Toujours d’actualité, les paroles décrivent les discriminations raciales de l’époque. La chanson de Mehdi, une mélodie créée par un enfant de six ans lors d’un festival à Orléans en 1974, a été transmise par la musicienne Evelyne Girardon puis enrichie de paroles écrites par Daniel Beaume et les enfants du collège d’Albert Camus en 1983.
Le rappeur Soso Maness l’a chanté dans sa jeunesse et s’en est servi dernièrement dans son morceau Mistral. Si un mythe s’est forgé autour de cette chanson à Marseille, d’autres tubes ont marqué le parcours des militants qui ont traversé la France à pied.

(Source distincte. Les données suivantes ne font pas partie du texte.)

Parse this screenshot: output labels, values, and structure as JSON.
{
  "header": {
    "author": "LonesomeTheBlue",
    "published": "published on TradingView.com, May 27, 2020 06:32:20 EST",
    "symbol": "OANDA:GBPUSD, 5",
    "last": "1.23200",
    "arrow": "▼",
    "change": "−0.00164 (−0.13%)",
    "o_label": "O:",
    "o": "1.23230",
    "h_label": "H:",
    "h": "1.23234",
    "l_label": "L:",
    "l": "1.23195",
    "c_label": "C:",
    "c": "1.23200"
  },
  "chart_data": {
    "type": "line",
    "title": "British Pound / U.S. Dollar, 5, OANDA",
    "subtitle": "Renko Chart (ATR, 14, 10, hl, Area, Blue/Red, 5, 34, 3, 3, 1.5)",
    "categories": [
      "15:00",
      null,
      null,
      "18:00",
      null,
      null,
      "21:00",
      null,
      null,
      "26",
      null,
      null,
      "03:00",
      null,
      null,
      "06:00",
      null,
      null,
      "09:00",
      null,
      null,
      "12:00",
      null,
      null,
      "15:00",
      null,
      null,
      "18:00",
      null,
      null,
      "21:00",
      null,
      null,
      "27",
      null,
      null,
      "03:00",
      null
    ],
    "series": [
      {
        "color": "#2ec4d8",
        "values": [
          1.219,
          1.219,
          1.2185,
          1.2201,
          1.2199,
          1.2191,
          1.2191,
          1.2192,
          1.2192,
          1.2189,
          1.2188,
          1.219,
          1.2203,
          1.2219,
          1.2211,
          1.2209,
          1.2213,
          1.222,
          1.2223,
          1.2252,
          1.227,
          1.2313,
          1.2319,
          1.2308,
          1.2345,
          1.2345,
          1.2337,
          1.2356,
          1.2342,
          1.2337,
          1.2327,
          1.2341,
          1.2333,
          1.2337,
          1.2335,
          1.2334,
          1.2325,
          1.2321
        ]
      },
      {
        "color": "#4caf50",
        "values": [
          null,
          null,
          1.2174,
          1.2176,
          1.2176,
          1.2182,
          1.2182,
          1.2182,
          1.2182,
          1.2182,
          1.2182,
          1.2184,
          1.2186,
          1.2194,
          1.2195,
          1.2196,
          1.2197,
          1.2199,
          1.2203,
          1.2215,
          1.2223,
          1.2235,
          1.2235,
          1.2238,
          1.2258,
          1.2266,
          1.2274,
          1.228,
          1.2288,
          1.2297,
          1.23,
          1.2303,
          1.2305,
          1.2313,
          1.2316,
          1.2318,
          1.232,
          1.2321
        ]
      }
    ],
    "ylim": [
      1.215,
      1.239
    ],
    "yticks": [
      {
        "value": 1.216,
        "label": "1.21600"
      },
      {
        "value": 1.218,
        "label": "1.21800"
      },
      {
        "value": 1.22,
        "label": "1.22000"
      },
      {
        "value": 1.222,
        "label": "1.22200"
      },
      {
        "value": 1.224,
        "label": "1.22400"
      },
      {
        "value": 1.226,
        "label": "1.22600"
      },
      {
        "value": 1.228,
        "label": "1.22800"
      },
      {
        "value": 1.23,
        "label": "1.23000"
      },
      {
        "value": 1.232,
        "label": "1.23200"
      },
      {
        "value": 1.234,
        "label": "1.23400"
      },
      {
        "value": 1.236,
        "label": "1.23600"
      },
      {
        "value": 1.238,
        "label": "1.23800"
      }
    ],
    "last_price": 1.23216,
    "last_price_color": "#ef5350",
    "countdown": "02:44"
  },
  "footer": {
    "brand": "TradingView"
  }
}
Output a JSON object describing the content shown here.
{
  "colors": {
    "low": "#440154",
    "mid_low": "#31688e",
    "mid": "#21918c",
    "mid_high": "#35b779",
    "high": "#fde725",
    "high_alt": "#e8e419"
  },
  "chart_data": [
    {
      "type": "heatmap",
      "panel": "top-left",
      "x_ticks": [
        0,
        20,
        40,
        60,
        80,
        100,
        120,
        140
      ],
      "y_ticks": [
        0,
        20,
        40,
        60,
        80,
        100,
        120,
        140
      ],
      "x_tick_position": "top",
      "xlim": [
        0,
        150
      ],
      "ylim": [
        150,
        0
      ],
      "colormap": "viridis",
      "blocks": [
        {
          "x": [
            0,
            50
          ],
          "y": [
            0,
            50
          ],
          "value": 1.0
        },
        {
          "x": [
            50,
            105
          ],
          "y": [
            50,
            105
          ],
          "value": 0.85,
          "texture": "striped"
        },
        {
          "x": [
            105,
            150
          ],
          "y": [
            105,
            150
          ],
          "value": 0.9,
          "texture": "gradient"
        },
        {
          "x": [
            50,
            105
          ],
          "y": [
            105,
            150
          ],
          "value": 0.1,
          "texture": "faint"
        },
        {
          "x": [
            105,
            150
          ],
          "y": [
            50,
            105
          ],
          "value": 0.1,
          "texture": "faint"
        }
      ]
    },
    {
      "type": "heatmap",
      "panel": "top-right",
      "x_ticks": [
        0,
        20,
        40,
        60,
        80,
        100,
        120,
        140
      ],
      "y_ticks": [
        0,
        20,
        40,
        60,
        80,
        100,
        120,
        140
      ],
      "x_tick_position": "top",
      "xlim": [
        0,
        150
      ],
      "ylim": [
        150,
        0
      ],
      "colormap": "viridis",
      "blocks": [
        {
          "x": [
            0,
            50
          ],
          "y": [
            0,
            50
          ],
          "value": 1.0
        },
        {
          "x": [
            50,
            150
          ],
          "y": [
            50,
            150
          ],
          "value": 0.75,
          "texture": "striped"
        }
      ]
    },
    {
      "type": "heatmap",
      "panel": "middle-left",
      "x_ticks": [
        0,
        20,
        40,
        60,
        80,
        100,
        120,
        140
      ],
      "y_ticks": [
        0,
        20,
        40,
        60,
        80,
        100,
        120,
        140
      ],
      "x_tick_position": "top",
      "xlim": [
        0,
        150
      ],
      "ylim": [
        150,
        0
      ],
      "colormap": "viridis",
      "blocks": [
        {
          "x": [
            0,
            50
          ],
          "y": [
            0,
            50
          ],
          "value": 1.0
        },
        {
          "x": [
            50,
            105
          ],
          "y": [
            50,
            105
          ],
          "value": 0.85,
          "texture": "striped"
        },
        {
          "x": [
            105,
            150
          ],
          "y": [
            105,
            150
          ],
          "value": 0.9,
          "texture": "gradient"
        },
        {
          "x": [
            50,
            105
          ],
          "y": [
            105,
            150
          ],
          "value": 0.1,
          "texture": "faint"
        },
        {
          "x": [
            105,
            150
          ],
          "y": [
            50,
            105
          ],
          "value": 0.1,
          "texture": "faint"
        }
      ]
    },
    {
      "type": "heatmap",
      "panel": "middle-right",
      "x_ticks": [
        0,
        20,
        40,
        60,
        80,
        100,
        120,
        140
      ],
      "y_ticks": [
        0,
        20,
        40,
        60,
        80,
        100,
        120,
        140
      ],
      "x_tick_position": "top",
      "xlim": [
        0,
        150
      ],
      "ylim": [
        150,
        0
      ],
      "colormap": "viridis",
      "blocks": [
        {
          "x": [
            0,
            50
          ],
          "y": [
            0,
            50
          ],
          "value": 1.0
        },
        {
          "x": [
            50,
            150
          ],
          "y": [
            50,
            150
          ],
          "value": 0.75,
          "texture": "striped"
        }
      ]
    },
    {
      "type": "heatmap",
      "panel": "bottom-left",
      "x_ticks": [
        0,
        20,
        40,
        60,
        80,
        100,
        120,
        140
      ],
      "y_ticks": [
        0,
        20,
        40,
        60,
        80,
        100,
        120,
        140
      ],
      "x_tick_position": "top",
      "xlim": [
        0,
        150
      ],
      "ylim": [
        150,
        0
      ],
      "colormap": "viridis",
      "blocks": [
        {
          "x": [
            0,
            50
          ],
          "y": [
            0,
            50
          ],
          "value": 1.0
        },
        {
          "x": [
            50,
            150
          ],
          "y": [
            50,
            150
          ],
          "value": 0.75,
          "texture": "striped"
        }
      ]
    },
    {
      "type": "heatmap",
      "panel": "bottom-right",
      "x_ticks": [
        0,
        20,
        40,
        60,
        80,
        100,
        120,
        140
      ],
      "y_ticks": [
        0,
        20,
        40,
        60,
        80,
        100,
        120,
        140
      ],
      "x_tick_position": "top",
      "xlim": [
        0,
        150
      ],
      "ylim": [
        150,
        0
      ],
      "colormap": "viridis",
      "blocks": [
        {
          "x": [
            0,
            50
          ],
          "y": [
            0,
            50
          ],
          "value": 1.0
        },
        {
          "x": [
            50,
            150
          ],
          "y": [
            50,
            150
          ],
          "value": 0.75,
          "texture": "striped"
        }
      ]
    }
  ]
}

« On écoutait du reggae, du Bob Marley surtout », se souvient Farid L’Haoua, un porte-parole de la Marche qui était sur scène pour Mediavivant. « On avait Radio Savate ! C’était un auto-radio dans l’estafette du cortège, on mettait des cassettes et ça sortait d’un haut-parleur », sourit-il.
Ondes libres
C’est l’époque des radios libres aussi, comme Radio Gazelle et Radio Canut, qui ont suivi cette mobilisation inédite. « On diffusait de la musique noire américaine James Brown, Percy Sledge ou Otis Redding. J’étais influencé par leur lutte aux Etats-Unis », se souvient Nsar Doghmane, animateur de Radio Gazelle à Marseille. Nsar Doghmane est originaire de la Cayolle, dans les quartiers Sud de Marseille, d’où est partie la Marche le 15 octobre 1983. Il a suivi le cortège jusqu’au centre-ville à moto pour baliser la route. Passionné de musique, il coanime à la radio une émission de rock au début des années 1980. « On passait beaucoup le groupe Police aussi », rajoute-t-il. Radio Gazelle, qui était alors une nouvelle radio multiculturelle, fut un outil médiatique pour faire connaître et soutenir la Marche de 1983, en diffusant des interviews de militants tout au long du parcours.

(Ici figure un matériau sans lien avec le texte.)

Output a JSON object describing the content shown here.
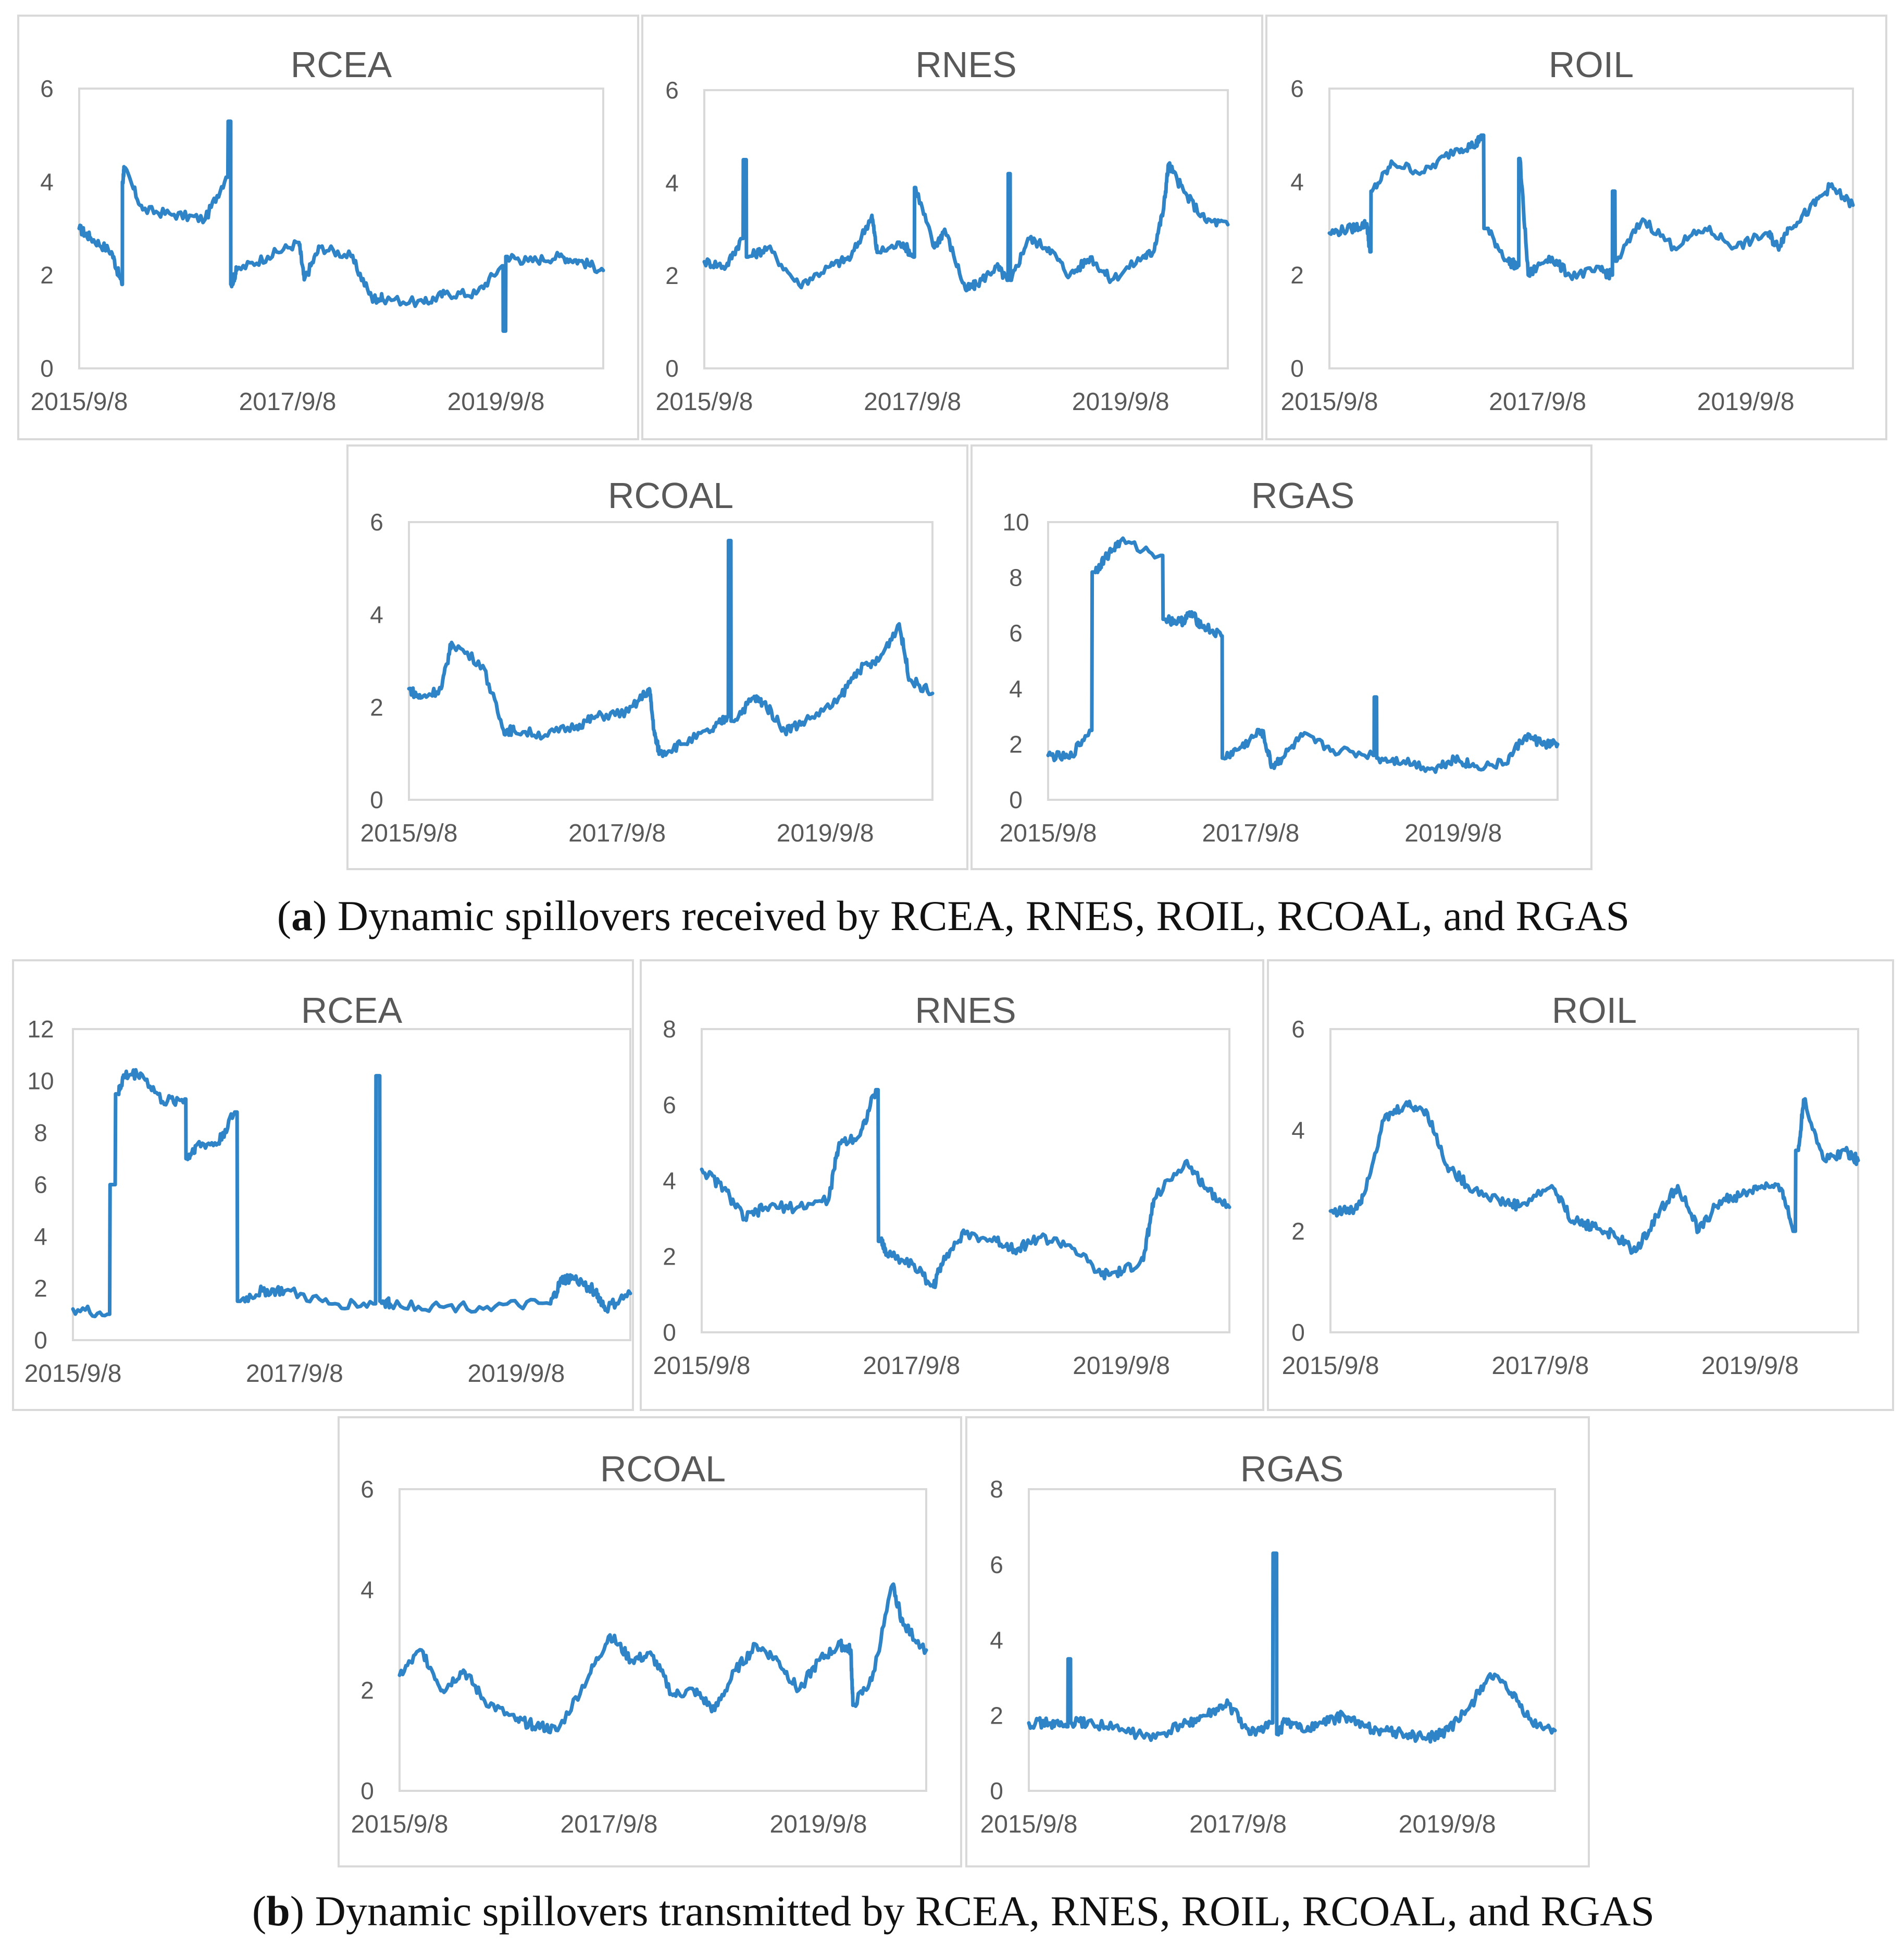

Le rock est un autre outil de contestation dans les années 1980. « Il y avait les chansons de Carte de séjour, la bande son de la marche », détaille Foued Nasri, docteur en sciences politiques qui a travaillé sur les mobilisations des héritiers de l’immigration. Carte de séjour est un groupe mythique mené par Rachid Taha, qui se produit au début pour les évènements de Zaâma d’banlieue, un collectif de militantes qui ont grandi dans des cités de transit ou des banlieues de la région lyonnaise et organise notamment des concerts de rock gratuits.
« C’est aussi une période autour de la musique noire américaine. Les jeunes sont baignés par la culture funk », complète le chercheur.
À l’arrivée de la Marche à Paris, Nsar Doghmane, lui, se souvient de « l’ambiance extraordinaire » et d’avoir fait connaissance avec le groupe Zebda, dont les musiciens vont acquérir par la suite une notoriété nationale et combattre le racisme jusqu’à nos jours.